第七章「無謀の騎士」-その3

 右手でポケットに突っ込んでおいた魔素軍用食を取り出す。

「随分お疲れのようでしたが、なるほど。それを使っていたのですか」

「ああ。魔素を吸った途端おがくずみてえにスッカスカになって、腹ん中で暴れやがる」

「もともとが、戦闘後にゆっくりと食事しながら魔力を効率よく回復させるものですからね。乱用は副作用の方が大きい。下手な薬物より危険なものですよそれは」

「そうだな。コイツは死ぬほどマズい」

 ゆっくりとした歩みで、遂に奴と俺との間に、障害物が一切ない箇所へとたどり着く。

 この腐れ執事に勝つために、お嬢様を救うべくナイトが編み出した策は、あまりにも下策といえる。まずこの作戦を立てて賛同を得られるはずもない。戦術論でレポートを出せば再提出を免れない。そんなことは分かっている。それでも俺は、これしか出来ないと思った。

 最適解のために、相手との瞬時の判断が必要な読み合いを避けるために、やれることとやれないことを整理し、取捨選択といえば聞こえがいいただ捨てるだけの思考を繰り返した。相手は超魔核、今までのように魔素の流れが見えない相手に不意を突いた魔法を当てるのとはワケが違う。引き撃ちは許されず、インファイトは圧倒的不利。それでも柳尚吾を倒すため。片喰禊は決断をした。後は動くだけだ。

 俺は握ったおがくずを口に放り込む。魔核が唸りを上げ、魔力を吸おうとするが、さっき食ったおかげで魔力は蓄えることが出来ない。そのまま消化が始まる。

 当然柳尚吾が見過ごすはずがない。魔法の匂いを感じ取れば、すぐさま保食を殺すだろう。

「確かに強いよお前は」

 相手は俺が身体強化の魔法を使ってくるだろうと読んでくるはずだ。体内で魔力を消費しきる分には、相手には魔素の動きが見えないからだ。その上でこっちから突っ込ませてインファイトに持ち込む気だったのだろう。絶対勝てると思っているから、遊んでやろう位に考えているかもしれない。

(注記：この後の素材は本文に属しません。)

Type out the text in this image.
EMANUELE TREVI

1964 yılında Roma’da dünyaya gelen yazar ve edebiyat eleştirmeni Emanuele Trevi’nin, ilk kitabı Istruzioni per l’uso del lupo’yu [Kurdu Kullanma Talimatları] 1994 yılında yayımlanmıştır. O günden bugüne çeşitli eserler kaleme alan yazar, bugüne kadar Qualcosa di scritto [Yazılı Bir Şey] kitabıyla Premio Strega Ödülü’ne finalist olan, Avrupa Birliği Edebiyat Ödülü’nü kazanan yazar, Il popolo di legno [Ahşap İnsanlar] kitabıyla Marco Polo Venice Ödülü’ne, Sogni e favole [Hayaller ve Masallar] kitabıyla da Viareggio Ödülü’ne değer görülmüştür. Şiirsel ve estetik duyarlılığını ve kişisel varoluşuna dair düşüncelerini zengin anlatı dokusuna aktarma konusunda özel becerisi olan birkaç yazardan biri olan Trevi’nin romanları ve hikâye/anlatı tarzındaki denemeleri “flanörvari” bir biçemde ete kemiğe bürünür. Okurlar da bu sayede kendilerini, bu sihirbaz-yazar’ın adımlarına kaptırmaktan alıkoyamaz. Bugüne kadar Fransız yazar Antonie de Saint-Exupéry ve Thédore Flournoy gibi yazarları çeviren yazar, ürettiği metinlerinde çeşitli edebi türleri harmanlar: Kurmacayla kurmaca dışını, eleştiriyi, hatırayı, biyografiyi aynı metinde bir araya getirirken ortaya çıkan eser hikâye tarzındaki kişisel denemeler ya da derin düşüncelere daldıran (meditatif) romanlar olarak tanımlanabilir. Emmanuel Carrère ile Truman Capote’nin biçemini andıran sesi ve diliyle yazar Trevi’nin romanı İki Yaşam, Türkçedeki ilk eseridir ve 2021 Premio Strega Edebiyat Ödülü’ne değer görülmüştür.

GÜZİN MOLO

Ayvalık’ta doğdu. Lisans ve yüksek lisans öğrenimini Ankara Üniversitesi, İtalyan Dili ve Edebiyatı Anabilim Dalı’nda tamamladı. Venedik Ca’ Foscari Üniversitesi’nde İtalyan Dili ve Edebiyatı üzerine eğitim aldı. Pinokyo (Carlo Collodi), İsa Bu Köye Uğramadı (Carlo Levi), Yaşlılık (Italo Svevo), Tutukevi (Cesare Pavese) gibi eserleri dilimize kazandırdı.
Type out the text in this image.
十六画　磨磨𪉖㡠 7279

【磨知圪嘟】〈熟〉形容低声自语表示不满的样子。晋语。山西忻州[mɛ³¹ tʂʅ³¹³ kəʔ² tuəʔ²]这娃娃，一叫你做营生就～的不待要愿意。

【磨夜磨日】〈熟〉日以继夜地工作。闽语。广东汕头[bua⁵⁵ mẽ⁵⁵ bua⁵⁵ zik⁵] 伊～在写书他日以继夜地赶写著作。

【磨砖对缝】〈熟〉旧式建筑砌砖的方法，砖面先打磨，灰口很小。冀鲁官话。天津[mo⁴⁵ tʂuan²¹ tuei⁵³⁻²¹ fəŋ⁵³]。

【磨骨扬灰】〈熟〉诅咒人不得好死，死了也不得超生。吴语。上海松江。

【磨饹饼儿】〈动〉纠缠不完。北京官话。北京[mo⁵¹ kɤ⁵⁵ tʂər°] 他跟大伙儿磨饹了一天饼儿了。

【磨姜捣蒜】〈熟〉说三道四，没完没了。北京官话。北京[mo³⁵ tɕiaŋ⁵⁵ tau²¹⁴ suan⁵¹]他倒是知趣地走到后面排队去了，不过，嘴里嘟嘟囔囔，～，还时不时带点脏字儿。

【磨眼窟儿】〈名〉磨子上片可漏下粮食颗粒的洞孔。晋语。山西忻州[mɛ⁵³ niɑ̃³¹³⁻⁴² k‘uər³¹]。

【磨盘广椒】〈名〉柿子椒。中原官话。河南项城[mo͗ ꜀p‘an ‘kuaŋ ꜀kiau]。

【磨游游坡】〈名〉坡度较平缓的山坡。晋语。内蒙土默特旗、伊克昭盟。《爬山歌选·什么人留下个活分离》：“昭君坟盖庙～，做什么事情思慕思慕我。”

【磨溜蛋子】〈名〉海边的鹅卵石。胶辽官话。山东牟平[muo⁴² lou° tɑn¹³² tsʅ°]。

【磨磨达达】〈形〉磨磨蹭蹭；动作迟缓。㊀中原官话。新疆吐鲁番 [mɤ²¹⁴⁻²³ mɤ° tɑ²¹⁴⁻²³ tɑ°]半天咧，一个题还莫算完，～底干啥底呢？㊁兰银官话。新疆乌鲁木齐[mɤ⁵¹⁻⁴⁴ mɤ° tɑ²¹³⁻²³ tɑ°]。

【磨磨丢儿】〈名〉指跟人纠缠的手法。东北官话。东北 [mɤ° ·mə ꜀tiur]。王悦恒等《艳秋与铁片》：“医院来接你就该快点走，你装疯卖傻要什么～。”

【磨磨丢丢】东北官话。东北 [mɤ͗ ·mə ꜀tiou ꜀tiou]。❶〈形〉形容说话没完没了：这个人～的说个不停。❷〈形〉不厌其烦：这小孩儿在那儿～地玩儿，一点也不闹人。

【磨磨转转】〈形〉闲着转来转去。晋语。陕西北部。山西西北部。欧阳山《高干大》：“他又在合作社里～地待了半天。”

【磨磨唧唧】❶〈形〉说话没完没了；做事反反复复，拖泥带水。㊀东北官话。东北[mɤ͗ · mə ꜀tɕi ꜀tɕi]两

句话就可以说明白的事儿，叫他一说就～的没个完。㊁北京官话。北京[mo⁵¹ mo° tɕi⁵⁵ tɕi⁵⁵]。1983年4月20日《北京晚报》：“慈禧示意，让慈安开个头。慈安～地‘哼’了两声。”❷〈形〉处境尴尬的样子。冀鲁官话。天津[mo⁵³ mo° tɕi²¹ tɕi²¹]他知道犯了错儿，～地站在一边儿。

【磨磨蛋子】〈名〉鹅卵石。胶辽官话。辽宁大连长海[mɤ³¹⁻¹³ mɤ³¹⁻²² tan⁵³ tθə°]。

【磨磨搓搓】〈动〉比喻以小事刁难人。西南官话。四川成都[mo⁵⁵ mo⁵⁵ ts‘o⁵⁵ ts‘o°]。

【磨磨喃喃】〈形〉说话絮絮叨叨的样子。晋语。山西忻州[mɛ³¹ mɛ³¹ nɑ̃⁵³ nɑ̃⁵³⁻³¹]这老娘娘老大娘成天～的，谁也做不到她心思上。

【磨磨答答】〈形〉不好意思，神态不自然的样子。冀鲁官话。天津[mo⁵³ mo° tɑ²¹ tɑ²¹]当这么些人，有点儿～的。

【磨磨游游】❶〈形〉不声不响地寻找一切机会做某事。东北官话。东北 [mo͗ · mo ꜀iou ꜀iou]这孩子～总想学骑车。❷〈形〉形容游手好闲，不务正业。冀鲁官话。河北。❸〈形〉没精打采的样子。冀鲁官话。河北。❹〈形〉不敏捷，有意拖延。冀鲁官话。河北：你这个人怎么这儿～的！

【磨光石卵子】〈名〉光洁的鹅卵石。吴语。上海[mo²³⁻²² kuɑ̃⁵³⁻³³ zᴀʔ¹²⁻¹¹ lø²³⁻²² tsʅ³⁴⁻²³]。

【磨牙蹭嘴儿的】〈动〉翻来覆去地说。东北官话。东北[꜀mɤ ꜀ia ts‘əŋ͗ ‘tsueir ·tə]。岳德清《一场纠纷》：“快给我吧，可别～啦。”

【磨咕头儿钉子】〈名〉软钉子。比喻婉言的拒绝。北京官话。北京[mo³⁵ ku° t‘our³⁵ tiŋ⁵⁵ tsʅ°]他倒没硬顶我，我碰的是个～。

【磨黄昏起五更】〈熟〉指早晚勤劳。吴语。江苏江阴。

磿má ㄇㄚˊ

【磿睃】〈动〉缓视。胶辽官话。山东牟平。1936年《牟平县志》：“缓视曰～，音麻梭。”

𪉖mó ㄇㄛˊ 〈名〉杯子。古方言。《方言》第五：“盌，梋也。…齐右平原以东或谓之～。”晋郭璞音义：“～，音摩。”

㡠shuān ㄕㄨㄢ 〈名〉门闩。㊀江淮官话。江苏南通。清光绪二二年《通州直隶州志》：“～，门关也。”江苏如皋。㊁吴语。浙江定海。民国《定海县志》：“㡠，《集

 俺はその読みに乗る。身体強化の魔法だ。ただし、持てる魔力を全て右足の筋肉に集中させる。俺が最後に捨てた思考は「次の策を講じること」、この一撃で相手が沈めばいい。身体強化魔法は、加速が主な力だが、負荷に耐えられるよう体全体に魔力を回す。だが、そんなものは今はいらない。右足の筋力を強化し一瞬で魔力を使い切るまで放出する。足の骨とあらゆる臓器を捨てることを俺は認めた。

「それでも!!」

 最早自分でも激痛しか感じられない。視界をまともに取ることは出来ない。呼吸すらもままならず、腹の中の空気が内側から臓器を押しているように感じる。

「なっ!?!?」

(はじめからチェックメイトなら意味ねえよな!!)

 柳も反応が出来ていないことだけが伝わってくる。それでいい。

 消化されていただけのレーションが瞬く間に魔素を吐き出していく。魔核に栄養が流れ込む。痛めた体に酔いと眩暈が重なる。そんなもの今更どうでもいい。俺は「自分」が無事であるために、「自身」が無事であることを捨てた。

 魔力は回復した。自分の溜め込める魔素量の限界までとはいかないが、それでもコイツを蹴散らすだけの魔力は作れる。その魔力を、今度は右拳に貯める。胃が荒れ果てたのか、次は血を吐き出した。腰を捻る。今度は止めるな。振りぬけ。振りぬけ。

(振りぬけえええええええええええええええええ!!)

 腕が伸びきる手前の一番いいところで拳に感触が伝わる。そのまま前に加速をつける。刹那に等しき一生を、永久にも等しき一瞬に乗せて放つ。